Pulp is above all the story of a man who has gone through many things and who simply wants to be happy, to be able to rest. He has reached an advanced age and is not ready to do many things beyond what he knows. He is a pulp magazine writer creates fantasies for the enjoyment of the public, but the arrival of depression and a possible war in Europe changes everything. Money is scarce, and the offer of extra money is welcome, even if it is a possible robbery. Above all because he appeals to a past that is never far behind, in his case that of an outlaw, the yesterday that he now uses as the basis for his own novels.
The story focuses on a character who is no longer haunted by his past, but is always present, since in order for his today to survive, he writes about that yesterday. Max Winter is both a character for us and for the owner of the name, since he serves to hide penalties, crimes and some pain for a time that can be seen better with other eyes. Finally, it is the past that comes to look for him, but this time not with old debts, but with a possibility of using everything he knows to create a greater good that is related to what was one of the great evils of humanity, the Nazism. This party, which was legal in the USA, acted against the races that they considered inferior, like the so American KKK, and is a target that justifies criminal action. All this robbery helps little to give us the history of the character, where he comes from and why he is capable of doing it, but above all about his present, about how an old man has managed to establish himself, have a normal life after his adventures, those crimes, Those dangers that happened in his youth, all these different visions of what a justified crime can be, delve into the character and delve into this story that seeks more than just talking about assaults.

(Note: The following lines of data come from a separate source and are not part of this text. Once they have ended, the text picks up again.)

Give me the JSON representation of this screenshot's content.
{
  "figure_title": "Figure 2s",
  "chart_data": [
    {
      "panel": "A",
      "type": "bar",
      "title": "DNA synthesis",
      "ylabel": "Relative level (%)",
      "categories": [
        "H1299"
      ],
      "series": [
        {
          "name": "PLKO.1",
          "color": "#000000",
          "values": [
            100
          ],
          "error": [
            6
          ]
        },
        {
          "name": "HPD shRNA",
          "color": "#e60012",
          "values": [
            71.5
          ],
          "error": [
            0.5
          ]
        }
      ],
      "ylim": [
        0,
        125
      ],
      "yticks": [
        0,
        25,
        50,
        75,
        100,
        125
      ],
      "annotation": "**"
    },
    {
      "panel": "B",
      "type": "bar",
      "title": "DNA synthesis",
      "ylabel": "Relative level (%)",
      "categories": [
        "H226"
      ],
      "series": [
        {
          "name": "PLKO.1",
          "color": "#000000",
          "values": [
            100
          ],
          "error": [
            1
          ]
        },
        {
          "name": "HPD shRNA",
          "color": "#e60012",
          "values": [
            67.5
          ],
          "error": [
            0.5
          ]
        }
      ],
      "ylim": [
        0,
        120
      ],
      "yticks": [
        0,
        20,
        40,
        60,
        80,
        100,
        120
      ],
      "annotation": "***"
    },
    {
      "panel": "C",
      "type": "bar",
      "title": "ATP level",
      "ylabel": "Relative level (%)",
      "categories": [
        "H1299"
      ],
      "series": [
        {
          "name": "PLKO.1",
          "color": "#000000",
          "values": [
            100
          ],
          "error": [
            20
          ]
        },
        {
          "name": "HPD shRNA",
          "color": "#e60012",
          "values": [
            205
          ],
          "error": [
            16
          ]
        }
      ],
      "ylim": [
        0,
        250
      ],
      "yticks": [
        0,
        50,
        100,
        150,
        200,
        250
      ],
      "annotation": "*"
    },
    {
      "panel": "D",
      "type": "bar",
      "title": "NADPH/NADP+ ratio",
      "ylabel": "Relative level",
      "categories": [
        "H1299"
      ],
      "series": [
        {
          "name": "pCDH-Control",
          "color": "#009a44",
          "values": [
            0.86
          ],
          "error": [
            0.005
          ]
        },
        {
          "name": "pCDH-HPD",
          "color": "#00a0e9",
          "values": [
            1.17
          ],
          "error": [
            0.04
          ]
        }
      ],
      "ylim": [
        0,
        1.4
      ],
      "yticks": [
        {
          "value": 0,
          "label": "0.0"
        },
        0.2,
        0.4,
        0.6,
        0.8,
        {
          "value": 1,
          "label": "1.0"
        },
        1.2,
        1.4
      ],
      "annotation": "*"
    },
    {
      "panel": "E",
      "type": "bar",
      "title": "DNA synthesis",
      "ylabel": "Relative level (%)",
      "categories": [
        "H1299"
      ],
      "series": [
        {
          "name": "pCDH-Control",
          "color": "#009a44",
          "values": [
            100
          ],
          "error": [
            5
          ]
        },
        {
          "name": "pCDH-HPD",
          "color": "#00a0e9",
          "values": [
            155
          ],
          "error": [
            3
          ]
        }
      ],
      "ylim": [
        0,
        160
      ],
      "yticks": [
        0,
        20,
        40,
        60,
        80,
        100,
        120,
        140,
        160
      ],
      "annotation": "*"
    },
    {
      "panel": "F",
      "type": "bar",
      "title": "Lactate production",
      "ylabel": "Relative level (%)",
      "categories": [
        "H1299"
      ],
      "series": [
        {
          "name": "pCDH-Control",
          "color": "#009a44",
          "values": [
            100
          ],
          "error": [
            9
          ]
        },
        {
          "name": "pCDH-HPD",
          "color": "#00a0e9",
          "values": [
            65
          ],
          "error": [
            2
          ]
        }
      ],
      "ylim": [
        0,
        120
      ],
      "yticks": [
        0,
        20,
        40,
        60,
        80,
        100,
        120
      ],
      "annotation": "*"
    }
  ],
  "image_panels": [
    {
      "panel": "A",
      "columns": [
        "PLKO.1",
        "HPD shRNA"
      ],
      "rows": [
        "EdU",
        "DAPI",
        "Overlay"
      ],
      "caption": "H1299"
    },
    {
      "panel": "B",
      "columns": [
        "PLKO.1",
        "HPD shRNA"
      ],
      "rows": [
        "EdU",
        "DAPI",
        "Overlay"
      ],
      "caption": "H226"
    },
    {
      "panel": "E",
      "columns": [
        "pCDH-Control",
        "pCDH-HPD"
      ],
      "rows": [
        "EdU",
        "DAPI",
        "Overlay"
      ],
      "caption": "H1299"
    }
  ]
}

Pulp is the last meeting between Brubaker and Sean Phillips, and we can see that they are still very, very cool, they both understand each other perfectly, but just as in Bad weekend The colors were more important in this case Phillips has loaded in inks, in shades and dark, the color is important, but especially the blacks. We are in a sad and duller time, so the colors are duller, and the blacks harder, everything is more “screwed up” after the Great Depression. Phillips’s drawing, as always, is dry, fast, and his narration is perfect for what Brubaker tells us, remarkably high again for the artist.
Pulp, Bad Weekend, the end of Kill or be killed have arrived in a very short period of time, which means an increase in the production of Brubaker and Philips in our country, and that must be applauded. Panini has stepped on the accelerator and published all the works that were coming out and were gradually falling off the hook due to Covid and North American distribution. Evolution is becoming a sure thing to find American independent works, and that is always appreciated.